The answer to the question as it stands, is no. A non-Abelian nilpotent group $G$ of order $p^{a}q^{b}$ where $p,q$ are distinct primes and $a,b$ are positive integers has only two Sylow subgroups (one for $p$ and one for $q$) say $P$ and $Q$ respectively. These commute with each other in the strongest sense that every element of $P$ commutes with every element of $Q$.
Perhaps a more natural condition for subgroups is whether they are permutable. Two subgroups $A$ and $B$ are said to be permutable if $AB = BA$. This does not necessarily mean that all elements of $A$ commute with all elements of $B$. In a finite nilpotent group, any two Sylow subgroups are permutable, and this condition characterizes nilpotent groups (I do not know who was the first to observe this). If $G$ is a finite group which is not nilpotent, $G$ has a Sylow $p$-subgroup $A$ which is not normal for some prime $p.$ Then $G$ must have another Sylow $p$-subgroup $B.$ The set $AB$ has cardinality a power of $p$ greater than $|A|$, so $AB$ is not a a subgroup of $G$ by Lagrange's theorem, so it is not the case that $AB = BA$, and $A$ and $B$ are not permutable.

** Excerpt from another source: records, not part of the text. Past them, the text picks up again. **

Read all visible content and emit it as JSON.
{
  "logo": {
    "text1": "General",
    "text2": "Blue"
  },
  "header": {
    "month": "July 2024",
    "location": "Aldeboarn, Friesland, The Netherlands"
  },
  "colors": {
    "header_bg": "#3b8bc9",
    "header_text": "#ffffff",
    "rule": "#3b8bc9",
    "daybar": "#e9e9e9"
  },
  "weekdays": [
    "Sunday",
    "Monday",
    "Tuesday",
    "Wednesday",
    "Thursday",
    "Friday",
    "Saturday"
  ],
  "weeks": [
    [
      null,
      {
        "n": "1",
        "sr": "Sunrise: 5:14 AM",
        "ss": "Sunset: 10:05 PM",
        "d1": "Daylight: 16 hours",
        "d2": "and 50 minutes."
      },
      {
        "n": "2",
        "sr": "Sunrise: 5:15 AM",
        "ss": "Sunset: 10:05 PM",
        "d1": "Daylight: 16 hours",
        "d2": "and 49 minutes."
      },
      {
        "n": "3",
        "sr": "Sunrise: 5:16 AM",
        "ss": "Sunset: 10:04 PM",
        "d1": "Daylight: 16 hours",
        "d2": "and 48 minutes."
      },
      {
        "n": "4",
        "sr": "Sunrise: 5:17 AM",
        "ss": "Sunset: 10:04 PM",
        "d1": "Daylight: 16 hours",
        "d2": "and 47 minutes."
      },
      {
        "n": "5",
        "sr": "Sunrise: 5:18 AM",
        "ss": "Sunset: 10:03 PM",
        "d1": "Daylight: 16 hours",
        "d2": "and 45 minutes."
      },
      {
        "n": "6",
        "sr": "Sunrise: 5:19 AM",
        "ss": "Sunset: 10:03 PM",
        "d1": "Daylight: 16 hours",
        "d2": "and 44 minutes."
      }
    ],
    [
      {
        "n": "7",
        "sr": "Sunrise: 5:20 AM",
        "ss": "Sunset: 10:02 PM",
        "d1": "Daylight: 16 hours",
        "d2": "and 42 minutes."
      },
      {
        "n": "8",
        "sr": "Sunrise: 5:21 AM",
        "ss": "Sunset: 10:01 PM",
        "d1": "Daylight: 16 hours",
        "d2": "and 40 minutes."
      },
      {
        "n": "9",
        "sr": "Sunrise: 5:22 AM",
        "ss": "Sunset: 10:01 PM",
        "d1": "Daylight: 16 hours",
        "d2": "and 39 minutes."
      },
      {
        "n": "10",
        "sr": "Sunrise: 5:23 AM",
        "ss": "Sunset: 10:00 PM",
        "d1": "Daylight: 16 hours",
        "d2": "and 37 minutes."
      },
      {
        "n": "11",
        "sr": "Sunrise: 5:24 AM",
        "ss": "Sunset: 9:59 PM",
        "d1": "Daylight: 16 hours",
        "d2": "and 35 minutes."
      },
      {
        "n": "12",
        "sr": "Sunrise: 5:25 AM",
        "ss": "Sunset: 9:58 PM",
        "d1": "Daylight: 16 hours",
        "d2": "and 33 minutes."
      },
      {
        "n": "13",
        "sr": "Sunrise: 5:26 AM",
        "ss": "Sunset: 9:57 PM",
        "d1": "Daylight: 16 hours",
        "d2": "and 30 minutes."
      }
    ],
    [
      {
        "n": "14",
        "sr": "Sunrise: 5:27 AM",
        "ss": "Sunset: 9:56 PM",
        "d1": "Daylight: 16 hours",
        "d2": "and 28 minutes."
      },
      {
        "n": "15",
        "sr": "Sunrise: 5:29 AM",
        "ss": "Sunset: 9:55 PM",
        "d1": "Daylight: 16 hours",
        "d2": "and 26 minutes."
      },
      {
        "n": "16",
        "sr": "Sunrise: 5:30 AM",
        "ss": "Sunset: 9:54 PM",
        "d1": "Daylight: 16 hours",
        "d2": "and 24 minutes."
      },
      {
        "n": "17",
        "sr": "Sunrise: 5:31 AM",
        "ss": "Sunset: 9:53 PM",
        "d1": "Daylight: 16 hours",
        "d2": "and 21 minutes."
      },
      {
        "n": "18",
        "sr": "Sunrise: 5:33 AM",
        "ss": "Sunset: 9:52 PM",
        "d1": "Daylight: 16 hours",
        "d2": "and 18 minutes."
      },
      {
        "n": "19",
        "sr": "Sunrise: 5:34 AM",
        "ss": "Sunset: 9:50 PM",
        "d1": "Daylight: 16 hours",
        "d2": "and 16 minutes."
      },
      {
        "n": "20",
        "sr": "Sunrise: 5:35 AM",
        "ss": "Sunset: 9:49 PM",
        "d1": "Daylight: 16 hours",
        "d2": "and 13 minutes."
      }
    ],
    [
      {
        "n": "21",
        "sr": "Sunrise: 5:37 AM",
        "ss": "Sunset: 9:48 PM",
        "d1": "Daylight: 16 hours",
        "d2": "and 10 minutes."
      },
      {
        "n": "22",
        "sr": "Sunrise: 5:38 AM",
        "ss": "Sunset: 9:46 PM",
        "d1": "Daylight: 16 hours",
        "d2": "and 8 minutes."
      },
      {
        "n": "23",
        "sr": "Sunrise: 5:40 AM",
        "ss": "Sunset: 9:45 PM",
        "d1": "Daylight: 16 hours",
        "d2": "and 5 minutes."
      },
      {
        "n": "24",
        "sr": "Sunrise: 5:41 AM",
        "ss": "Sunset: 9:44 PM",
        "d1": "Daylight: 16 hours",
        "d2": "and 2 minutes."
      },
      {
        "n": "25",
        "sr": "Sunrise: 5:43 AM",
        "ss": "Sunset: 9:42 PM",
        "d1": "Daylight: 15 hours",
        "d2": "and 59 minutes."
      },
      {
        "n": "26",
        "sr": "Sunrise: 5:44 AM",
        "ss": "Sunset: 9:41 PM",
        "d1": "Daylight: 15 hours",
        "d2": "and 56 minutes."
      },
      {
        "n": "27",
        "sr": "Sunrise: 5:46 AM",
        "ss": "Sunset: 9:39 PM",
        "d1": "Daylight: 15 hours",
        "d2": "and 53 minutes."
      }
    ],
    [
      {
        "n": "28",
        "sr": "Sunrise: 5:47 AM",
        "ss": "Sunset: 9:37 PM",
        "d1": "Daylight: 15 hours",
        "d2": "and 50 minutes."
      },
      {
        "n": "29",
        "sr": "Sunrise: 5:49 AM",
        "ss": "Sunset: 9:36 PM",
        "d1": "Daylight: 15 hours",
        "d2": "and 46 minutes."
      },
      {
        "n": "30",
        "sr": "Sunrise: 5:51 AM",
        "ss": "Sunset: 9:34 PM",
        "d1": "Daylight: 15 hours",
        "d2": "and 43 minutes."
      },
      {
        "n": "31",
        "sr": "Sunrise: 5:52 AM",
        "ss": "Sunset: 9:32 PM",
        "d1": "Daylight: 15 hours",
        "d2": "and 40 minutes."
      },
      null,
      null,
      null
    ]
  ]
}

Later edit: In response to an expansion of the original question, it is possible to go further. If $G$ is a finite group which is not nilpotent, then there are two primes $p$ and $q$ and an element $x \in G$ of order a power of $p$ and an element $y \in G$ of order a power of $q$ such that $x$ and $y$ do not commute. There may be a simpler way to see this, but one way to do it is to use Frobenius's normal $p$-complement theorem. Since $G$ is not nilpotent, there is a prime $p$ such that $G$ has no normal $p$-complement. By the mentioned theorem of Frobenius, there is a $p$-subgroup $P$ of $G$ (which need not be Sylow) such that $N_{G}(P)/C_{G}(P)$ is not a $p$-group. For some prime $q \neq p,$ there is then an element $y$ of $q$-power order in $N_{G}(P) \backslash C_{G}(P)$. There must be an element $x \in P$ such that $xy \neq yx,$ and we have the desired two elements.